Fried okra is a side dish associated with the cuisine of the Southern United States, particularly soul food. It is made by coating sliced okra in cornmeal and then frying it.

== History ==
Okra is a staple of the cuisine of the Southern United States, with fried okra being the most popular method of preparation. Okra was first transported to the Americas by slave ships during the Atlantic slave trade. The method of frying okra is believed to have roots in the Congo or West Africa before being transported to the United States. During the mid-19th century, fried vegetables and fritters became increasingly popular in the South which contributed to the popularity of fried okra.

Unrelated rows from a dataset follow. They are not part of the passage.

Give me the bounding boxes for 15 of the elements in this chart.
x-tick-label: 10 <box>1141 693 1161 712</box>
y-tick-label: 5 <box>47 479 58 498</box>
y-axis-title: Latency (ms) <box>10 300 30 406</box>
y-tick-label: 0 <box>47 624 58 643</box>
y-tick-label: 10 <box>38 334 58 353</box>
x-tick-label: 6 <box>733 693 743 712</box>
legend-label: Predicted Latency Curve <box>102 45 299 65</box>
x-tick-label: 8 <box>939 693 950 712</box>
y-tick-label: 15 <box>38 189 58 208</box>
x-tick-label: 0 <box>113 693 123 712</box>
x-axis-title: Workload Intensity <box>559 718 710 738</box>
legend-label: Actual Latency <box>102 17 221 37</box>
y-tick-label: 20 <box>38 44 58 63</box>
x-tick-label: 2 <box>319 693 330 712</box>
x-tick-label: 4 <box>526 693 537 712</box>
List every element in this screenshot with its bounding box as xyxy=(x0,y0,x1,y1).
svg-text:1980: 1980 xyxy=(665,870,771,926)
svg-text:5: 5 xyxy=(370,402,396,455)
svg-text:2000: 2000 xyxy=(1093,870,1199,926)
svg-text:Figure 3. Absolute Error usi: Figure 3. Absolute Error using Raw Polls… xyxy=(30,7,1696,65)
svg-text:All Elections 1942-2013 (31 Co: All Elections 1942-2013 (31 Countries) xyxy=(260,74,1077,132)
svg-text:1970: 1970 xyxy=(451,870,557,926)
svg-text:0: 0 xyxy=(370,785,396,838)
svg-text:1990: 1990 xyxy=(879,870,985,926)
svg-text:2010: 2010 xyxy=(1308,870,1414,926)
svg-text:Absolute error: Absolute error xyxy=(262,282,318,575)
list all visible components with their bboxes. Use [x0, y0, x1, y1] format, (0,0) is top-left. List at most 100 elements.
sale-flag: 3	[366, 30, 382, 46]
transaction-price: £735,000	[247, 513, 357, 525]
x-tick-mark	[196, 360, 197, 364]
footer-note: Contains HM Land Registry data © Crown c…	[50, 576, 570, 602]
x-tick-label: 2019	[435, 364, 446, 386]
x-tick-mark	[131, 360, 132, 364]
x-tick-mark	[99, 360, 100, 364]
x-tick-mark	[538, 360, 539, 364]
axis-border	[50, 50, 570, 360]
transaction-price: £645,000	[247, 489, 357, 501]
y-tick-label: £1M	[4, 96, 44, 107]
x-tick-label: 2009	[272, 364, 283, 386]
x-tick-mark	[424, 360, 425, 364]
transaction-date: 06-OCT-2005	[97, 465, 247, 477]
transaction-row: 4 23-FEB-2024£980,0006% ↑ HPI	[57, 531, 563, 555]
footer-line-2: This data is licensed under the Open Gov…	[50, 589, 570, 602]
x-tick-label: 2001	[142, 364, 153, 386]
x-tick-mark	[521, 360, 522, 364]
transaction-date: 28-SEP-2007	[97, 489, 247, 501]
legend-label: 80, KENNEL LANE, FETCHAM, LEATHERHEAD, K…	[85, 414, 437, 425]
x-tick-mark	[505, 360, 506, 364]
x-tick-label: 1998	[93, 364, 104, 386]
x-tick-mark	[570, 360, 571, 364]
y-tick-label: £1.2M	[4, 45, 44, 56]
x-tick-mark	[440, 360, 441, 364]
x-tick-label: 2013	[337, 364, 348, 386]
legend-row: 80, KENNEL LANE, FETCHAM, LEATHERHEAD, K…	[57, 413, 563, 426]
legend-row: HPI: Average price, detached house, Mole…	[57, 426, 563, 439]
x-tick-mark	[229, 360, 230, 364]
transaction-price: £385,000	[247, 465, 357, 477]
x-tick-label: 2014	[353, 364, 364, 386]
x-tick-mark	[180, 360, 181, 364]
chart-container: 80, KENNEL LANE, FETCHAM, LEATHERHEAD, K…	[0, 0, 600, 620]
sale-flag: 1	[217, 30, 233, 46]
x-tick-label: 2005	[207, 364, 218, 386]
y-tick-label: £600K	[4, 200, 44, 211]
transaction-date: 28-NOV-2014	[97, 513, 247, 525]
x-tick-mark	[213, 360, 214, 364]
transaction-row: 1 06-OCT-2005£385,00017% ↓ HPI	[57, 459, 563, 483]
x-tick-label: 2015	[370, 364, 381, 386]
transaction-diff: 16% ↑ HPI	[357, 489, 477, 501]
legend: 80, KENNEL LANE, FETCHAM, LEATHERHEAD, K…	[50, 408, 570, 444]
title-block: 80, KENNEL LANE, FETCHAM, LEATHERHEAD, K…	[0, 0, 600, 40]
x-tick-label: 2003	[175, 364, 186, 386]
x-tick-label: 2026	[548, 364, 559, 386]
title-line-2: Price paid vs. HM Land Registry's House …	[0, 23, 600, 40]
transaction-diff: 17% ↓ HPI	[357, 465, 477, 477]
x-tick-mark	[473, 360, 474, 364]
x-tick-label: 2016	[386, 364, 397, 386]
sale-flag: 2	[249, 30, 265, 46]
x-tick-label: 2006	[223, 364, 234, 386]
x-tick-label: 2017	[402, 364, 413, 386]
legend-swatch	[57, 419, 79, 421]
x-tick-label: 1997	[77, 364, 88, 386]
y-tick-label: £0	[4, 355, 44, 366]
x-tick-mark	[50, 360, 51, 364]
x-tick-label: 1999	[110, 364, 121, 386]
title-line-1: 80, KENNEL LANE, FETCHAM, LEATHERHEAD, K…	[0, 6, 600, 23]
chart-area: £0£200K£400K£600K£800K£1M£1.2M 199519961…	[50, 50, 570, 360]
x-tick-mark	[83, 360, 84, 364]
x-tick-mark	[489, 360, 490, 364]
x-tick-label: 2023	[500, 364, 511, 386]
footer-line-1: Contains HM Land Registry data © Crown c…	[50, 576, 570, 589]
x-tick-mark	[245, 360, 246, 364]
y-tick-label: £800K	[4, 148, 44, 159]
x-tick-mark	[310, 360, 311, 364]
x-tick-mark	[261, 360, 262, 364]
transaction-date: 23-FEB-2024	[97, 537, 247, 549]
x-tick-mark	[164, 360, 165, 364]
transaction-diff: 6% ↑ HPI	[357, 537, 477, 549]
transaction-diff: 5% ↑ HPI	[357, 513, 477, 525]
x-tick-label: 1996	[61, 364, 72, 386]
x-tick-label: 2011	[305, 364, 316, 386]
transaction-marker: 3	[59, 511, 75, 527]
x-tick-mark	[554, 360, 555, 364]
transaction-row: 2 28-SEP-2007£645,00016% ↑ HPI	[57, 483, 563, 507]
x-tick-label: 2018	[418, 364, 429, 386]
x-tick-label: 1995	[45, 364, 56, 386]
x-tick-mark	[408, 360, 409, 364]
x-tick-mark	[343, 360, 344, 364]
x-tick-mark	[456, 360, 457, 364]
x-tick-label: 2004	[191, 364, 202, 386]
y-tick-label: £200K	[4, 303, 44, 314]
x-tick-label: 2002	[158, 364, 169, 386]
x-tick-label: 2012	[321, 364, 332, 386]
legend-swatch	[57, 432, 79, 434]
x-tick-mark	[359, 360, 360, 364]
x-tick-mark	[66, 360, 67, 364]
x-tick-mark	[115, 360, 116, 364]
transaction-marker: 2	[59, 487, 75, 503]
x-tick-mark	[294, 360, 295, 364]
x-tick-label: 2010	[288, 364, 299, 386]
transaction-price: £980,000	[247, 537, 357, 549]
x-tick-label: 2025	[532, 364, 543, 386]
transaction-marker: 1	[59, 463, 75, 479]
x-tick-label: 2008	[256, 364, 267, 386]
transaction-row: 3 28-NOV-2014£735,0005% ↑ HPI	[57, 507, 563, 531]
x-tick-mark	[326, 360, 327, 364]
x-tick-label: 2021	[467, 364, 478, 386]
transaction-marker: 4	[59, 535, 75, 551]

Fried okra is popularly served at barbecues and restaurants in the South, especially as part of a meat and three. It is often consumed during the summer, when okra is in season. It has been called "Southern popcorn". The dish is associated with soul food, Cajun and Gullah Geechee cuisine. It is included in the Oklahoma state meal, a menu based on the agricultural and culinary history of Oklahoma that is an official state symbol.

== Preparation ==
The basic preparation of fried okra is simple, requiring okra that has been dredged in cornmeal and fried. The okra pods are cut into slices and then tossed or dredged in cornmeal before frying in butter or vegetable oil. Either deep frying and pan frying may be used. More complex recipes involve dipping the okra in eggs or buttermilk prior to dredging in cornmeal or cornmeal and flour. Another method of preparation calls for a cornmeal batter that includes beaten eggs. This batter may be seasoned with ingredients such as black pepper and cayenne pepper.

Okra can become slimy when sliced. Cutting the okra into small pieces before frying allows it to maintain a crispier exterior texture, but results in a slimier interior. Whole okra pods may also be fried.

It is typically served as a side dish, sometimes with a dipping sauce such as remoulade.